I am importing data from an Excel spreadsheet to a VB.NET DataTable. This Excel spreadsheet has a lot of garbage data in the first 18 rows, including a lot of empty cells. I ultimately remove these rows in post-processing, but I need to access the Excel file as is, without modifying it by hand at all. I realize that setting IMEX=1 instructs the Jet engine to assume all columns are text. However, I have an issue with setting it to another value (explained more below). So, the default Jet engine column type scan wouldn't work particularly well. I'd like to either: Manually define column types before the import Force Excel to scan many more rows (I believe the default is 8) to determine the column type However, I do have an issue with idea #2. I do not have administrative rights to open regedit.exe, so I can't modify the registry using that method.
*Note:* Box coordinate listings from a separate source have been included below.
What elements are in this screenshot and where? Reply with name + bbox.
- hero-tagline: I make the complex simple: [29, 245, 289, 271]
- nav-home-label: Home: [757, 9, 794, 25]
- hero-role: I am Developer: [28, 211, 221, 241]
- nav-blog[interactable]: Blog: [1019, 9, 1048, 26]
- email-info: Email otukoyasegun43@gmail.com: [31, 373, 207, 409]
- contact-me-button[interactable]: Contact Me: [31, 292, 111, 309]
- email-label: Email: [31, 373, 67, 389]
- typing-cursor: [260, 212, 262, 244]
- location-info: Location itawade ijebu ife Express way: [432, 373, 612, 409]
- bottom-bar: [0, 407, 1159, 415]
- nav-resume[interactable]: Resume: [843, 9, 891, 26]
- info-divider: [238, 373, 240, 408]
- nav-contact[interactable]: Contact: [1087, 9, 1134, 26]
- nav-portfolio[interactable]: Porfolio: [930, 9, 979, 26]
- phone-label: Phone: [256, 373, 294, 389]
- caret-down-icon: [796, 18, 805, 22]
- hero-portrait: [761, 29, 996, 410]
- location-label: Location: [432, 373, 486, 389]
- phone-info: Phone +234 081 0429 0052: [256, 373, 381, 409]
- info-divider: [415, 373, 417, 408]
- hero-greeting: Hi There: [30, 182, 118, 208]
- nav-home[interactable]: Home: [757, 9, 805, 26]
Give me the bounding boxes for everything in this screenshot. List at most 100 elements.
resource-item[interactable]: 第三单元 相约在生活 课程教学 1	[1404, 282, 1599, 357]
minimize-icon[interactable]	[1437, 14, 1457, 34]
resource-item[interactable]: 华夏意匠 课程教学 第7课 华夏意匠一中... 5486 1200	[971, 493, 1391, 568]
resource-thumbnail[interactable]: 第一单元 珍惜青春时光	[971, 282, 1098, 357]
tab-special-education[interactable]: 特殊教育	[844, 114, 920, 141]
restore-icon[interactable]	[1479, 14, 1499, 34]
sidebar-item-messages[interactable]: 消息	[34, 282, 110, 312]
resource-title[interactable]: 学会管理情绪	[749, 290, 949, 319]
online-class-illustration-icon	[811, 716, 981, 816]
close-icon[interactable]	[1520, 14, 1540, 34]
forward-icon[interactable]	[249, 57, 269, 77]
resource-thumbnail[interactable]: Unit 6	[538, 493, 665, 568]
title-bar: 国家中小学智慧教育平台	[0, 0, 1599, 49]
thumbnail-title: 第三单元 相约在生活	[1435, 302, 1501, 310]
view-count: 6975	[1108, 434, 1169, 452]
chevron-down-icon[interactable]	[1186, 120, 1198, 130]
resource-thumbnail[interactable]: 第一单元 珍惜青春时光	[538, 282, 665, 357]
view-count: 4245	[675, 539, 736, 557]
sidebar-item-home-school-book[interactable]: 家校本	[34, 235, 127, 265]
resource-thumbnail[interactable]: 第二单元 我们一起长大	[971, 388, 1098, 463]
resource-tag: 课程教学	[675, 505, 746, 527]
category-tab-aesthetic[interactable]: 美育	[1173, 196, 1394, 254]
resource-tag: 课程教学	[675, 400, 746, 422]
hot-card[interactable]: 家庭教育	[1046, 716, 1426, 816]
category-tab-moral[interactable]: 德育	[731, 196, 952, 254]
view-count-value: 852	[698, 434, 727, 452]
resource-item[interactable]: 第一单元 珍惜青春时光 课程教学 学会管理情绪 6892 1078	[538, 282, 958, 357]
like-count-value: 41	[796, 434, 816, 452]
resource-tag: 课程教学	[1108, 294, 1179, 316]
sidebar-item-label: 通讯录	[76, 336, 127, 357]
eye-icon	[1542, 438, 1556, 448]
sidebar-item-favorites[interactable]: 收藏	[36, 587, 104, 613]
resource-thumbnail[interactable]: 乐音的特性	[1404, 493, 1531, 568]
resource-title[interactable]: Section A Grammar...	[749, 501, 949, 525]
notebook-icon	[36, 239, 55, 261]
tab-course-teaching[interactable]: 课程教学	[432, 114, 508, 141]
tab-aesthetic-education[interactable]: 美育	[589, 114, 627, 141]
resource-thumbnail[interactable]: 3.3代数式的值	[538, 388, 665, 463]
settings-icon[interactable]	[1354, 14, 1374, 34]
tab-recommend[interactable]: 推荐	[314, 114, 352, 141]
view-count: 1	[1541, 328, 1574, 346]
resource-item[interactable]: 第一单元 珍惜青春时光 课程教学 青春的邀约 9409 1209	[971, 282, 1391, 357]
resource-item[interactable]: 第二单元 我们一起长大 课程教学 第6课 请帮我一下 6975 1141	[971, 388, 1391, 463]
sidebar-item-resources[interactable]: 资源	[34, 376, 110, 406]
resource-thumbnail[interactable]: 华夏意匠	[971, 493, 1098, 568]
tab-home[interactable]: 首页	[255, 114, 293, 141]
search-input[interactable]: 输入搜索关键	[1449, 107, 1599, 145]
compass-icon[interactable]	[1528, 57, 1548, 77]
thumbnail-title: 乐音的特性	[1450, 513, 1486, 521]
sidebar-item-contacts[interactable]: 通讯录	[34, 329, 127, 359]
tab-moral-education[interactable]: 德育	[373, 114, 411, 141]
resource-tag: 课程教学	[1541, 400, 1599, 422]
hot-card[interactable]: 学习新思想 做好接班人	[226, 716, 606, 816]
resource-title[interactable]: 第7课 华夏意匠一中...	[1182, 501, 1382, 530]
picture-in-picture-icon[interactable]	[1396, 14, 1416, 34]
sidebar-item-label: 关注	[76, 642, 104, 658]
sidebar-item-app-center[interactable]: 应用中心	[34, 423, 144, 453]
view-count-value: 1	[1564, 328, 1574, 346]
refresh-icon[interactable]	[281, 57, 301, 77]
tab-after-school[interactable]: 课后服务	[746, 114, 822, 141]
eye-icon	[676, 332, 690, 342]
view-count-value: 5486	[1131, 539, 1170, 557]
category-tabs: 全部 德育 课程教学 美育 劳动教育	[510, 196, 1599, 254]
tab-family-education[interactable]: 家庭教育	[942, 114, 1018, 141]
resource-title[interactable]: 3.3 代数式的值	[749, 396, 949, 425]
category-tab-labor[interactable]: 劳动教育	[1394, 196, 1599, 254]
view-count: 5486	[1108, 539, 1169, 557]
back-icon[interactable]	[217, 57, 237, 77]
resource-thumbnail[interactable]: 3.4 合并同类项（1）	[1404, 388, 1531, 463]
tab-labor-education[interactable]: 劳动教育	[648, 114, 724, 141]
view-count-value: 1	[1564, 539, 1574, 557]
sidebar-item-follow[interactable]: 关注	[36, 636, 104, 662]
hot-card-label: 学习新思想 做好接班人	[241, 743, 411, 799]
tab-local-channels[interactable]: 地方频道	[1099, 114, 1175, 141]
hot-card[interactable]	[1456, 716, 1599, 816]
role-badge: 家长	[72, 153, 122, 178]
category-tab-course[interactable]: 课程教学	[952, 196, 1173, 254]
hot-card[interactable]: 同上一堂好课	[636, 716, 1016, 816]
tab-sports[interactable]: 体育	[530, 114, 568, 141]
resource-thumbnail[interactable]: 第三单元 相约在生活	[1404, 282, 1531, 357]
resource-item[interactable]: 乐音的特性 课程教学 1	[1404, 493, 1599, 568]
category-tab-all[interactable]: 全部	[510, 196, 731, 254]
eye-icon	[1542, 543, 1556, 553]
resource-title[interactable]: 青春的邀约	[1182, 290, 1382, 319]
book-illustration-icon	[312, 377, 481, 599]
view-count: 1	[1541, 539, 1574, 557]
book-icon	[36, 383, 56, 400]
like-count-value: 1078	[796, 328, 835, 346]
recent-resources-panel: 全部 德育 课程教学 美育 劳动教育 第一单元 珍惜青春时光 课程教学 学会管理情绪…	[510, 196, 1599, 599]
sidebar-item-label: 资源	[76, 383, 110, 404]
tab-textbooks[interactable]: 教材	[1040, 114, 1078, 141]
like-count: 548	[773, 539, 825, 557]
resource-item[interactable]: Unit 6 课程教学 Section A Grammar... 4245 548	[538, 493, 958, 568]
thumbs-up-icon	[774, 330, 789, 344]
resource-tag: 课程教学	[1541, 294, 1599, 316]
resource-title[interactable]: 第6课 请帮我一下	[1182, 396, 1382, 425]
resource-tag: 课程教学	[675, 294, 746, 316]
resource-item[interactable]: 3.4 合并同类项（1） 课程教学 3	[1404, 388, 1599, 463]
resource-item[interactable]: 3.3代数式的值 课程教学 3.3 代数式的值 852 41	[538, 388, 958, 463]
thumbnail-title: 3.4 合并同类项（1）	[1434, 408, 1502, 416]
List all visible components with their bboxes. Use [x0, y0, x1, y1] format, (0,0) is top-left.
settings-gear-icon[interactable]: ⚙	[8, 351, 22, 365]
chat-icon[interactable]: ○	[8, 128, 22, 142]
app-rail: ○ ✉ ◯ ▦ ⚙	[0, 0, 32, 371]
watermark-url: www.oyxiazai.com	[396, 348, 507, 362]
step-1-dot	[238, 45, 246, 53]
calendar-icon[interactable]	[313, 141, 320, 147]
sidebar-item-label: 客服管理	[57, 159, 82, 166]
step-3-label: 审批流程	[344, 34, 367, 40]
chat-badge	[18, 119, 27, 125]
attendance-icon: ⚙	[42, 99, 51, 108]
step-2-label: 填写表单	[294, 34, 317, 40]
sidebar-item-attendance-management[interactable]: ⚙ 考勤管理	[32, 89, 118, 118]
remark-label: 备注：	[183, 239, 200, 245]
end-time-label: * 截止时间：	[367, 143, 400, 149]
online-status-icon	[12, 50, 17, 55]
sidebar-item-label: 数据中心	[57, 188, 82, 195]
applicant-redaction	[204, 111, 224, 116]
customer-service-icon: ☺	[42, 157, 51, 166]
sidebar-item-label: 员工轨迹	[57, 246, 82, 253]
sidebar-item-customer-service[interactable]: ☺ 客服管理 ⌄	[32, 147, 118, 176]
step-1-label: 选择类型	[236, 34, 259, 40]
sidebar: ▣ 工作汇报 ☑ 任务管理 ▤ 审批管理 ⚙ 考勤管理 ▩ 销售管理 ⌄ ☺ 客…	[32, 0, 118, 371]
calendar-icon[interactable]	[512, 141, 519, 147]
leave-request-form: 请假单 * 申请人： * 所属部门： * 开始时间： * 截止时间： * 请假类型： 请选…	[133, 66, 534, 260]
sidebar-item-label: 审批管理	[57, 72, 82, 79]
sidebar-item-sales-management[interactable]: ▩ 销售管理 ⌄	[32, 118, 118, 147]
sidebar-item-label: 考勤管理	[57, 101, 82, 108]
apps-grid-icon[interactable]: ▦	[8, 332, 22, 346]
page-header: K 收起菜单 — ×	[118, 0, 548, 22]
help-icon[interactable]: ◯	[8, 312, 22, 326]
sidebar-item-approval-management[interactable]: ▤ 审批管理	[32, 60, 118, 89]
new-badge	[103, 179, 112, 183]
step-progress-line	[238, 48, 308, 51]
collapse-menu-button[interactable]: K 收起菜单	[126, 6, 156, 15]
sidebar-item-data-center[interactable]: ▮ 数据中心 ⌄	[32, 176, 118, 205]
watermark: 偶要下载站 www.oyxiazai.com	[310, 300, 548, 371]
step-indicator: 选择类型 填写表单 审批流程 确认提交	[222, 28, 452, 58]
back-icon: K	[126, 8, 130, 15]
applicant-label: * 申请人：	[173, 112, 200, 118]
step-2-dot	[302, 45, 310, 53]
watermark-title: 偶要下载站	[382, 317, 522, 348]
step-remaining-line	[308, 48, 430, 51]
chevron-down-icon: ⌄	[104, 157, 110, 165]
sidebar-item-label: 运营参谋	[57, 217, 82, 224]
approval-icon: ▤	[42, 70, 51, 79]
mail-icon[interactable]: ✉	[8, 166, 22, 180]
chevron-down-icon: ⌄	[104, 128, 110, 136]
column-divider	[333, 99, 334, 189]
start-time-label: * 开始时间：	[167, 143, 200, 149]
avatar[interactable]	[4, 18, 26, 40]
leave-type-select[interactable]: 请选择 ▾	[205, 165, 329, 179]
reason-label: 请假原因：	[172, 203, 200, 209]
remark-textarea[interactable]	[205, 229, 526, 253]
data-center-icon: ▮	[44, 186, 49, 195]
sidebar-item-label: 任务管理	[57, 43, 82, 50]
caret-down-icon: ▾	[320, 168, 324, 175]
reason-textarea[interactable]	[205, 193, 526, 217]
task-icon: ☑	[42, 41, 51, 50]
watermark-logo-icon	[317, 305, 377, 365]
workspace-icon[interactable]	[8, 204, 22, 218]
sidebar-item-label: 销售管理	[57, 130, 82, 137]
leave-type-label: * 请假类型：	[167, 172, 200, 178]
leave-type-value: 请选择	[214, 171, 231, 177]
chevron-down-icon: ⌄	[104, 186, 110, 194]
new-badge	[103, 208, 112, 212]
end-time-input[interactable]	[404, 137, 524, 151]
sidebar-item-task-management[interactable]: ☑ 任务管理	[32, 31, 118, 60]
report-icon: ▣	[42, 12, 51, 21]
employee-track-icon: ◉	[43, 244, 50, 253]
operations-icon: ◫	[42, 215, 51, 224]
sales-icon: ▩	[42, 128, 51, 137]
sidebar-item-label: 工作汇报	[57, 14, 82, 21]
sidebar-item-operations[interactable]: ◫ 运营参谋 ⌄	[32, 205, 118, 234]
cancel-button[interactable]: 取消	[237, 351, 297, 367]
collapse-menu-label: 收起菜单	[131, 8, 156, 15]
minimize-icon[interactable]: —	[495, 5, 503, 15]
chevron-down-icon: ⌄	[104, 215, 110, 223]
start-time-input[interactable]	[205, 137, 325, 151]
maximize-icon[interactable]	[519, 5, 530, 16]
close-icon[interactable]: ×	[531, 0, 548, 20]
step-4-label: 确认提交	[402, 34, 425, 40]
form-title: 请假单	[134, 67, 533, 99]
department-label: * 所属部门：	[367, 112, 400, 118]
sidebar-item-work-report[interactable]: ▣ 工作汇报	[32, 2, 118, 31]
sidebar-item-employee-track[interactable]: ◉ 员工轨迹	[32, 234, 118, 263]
I did circumvent this before by importing a key somehow, but I can't remember how I did it. So #1 would be an ideal solution, unless someone can help me carry out idea #2. Is this possible? Currently, I'm using the following method: If _ SetDBConnect( _ "Provider=Microsoft.Jet.OLEDB.4.0;Data Source=" & filepath & _ ";Extended Properties=""Excel 8.0;HDR=Yes;IMEX=1""", True) Then dtSchema = _dh.GetOleDbSchemaTable() If _dh.Errors <> "" Then Throw New Exception("::LoadFileToBuffer.GetOleDbSchemaTable::" & _dh.Errors()) End If For Each sheetRow In dtSchema.Rows If sheetRow("TABLE_NAME").ToString() = "TOTAL_DOLLARS$" Then totalDollars = sheetRow("TABLE_NAME").ToString() ElseIf sheetRow("TABLE_NAME").ToString() = "TOTAL_UNITS$" Then totalUnits = sheetRow("TABLE_NAME").ToString() End If Next 'Get total dollars table sql.Append("SELECT * FROM [" & totalDollars & "]") dtDollars = _dh.GetTable(sql.ToString()) End If Thank you!
You should be able to say: sql.Append("SELECT * FROM [" & totalDollars & "$A18:X95]") Where totalDollars is a sheet name and x95 is the last valid row. You will not be able to include headers unless they are available at row 18.